Adidas Sambas were my first (and only) cool pair of sneakers. They were all the rage in my third-grade classroom that year. After months of begging, my mom finally relented and let me use my $50 birthday check to purchase the black-and-white shoes.
I was so excited that day that I refused to take them off before bed, running my hands over the nubby suede toe and staring at the gold-foiled “SAMBA” stamped on the sides before pulling the covers over the glorious kicks that were going to propel me into the “cool” group at school the next day.
I can confidently report those shoes didn’t change my social status, but I still loved them. So I can understand my co-worker’s obsession with sneakers just a little bit.
Managing editor Jason Brill talks to me about sneakers — Yeezys, Air Jordans and LeBrons — pretty much every day. He also wears sneakers almost on the daily.
Most days I nod my head politely as he spouts off details about the pair he’s wearing (yellow Saucony Jazz Originals, a collaboration with a since-closed shop in South Carolina as a tribute to the state’s mustard-based barbecue sauce) or a pair he recently bought (white Air Force 1 lows, a collab with fashion designer John Elliott).

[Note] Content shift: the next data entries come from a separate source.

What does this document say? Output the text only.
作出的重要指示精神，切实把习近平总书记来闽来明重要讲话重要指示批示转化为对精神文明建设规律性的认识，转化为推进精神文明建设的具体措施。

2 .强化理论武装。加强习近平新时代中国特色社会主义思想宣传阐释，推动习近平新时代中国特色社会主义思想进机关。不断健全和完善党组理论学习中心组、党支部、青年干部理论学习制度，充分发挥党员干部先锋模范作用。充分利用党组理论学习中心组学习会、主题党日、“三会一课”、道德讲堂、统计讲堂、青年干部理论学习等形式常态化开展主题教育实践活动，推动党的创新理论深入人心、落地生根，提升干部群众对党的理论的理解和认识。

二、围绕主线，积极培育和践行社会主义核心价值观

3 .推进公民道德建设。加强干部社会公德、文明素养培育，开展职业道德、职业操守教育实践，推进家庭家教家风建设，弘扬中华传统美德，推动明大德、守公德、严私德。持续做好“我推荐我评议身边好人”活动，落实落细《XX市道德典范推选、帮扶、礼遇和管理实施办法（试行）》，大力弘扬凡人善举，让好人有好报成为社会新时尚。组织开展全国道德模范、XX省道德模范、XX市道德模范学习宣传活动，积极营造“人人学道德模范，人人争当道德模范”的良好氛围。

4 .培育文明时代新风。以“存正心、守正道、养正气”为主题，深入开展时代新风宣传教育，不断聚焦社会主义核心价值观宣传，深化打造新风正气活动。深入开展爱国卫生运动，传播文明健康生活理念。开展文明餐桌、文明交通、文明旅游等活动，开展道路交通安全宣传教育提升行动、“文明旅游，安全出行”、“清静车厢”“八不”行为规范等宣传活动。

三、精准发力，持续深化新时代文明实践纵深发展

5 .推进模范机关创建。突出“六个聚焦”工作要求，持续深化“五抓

Sometimes I can’t feign interest. Some look like every other white sneaker or crazy colorful shoe my brother would buy at Famous Footwear. I have a hard time seeing the story behind the kicks.

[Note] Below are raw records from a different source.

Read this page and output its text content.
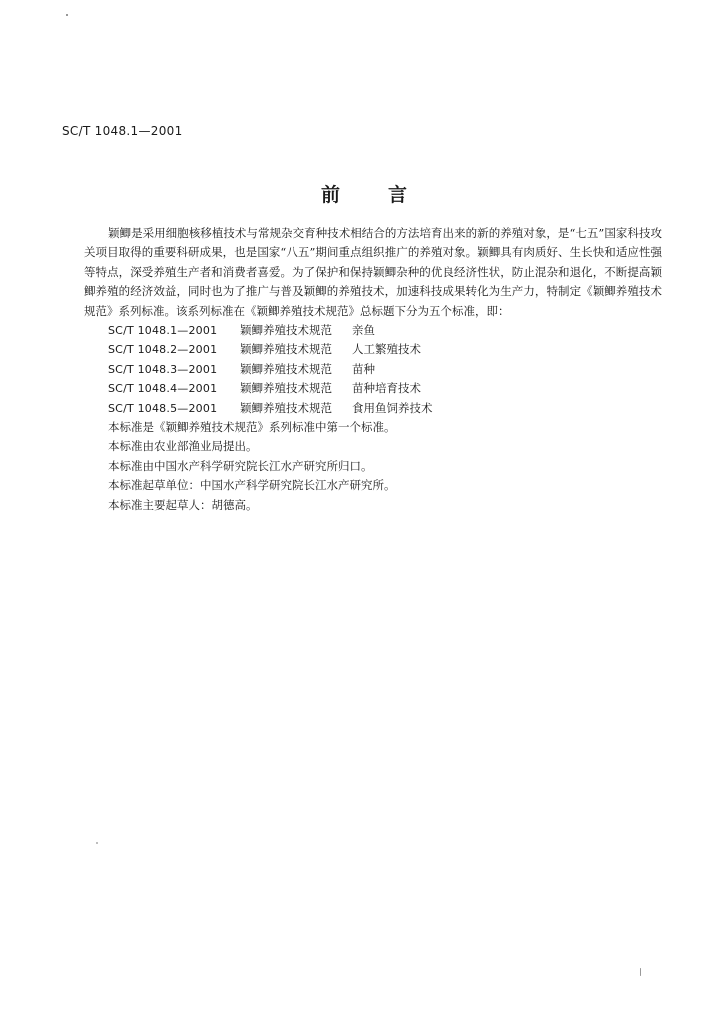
SC/T 1048.1—2001
前言

颖鲫是采用细胞核移植技术与常规杂交育种技术相结合的方法培育出来的新的养殖对象，是“七五”国家科技攻关项目取得的重要科研成果，也是国家“八五”期间重点组织推广的养殖对象。颖鲫具有肉质好、生长快和适应性强等特点，深受养殖生产者和消费者喜爱。为了保护和保持颖鲫杂种的优良经济性状，防止混杂和退化，不断提高颖鲫养殖的经济效益，同时也为了推广与普及颖鲫的养殖技术，加速科技成果转化为生产力，特制定《颖鲫养殖技术规范》系列标准。该系列标准在《颖鲫养殖技术规范》总标题下分为五个标准，即：

SC/T 1048.1—2001	颖鲫养殖技术规范	亲鱼
SC/T 1048.2—2001	颖鲫养殖技术规范	人工繁殖技术
SC/T 1048.3—2001	颖鲫养殖技术规范	苗种
SC/T 1048.4—2001	颖鲫养殖技术规范	苗种培育技术
SC/T 1048.5—2001	颖鲫养殖技术规范	食用鱼饲养技术

本标准是《颖鲫养殖技术规范》系列标准中第一个标准。

本标准由农业部渔业局提出。

本标准由中国水产科学研究院长江水产研究所归口。

本标准起草单位：中国水产科学研究院长江水产研究所。

本标准主要起草人：胡德高。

But for Jason, who really started getting into sneakers in 2015 and now owns 24 pairs, he truly understands the craftmanship, details and artistry that goes into each pair.
“It’s sort of like appreciating art or music,” he says. “There’s a lot that can go into sneaker design — the mix of color or materials, the story the designer is trying to tell.”
After reading “Sole Society,” I’m starting to see why Jason and the 10 sneakerheads we feature are passionate about their kicks. Sure, it’s about the hype (Jason’s currently got his eye on a pair of Air Jordan 1 “Reverse Banned”), but many times it’s about that personal connection behind the shoe, how it makes you feel or the confidence a sneaker can give you. Anyone can relate to that.
“They may just seem like shoes,” Jason says, “but my sneakers tell part of my story.”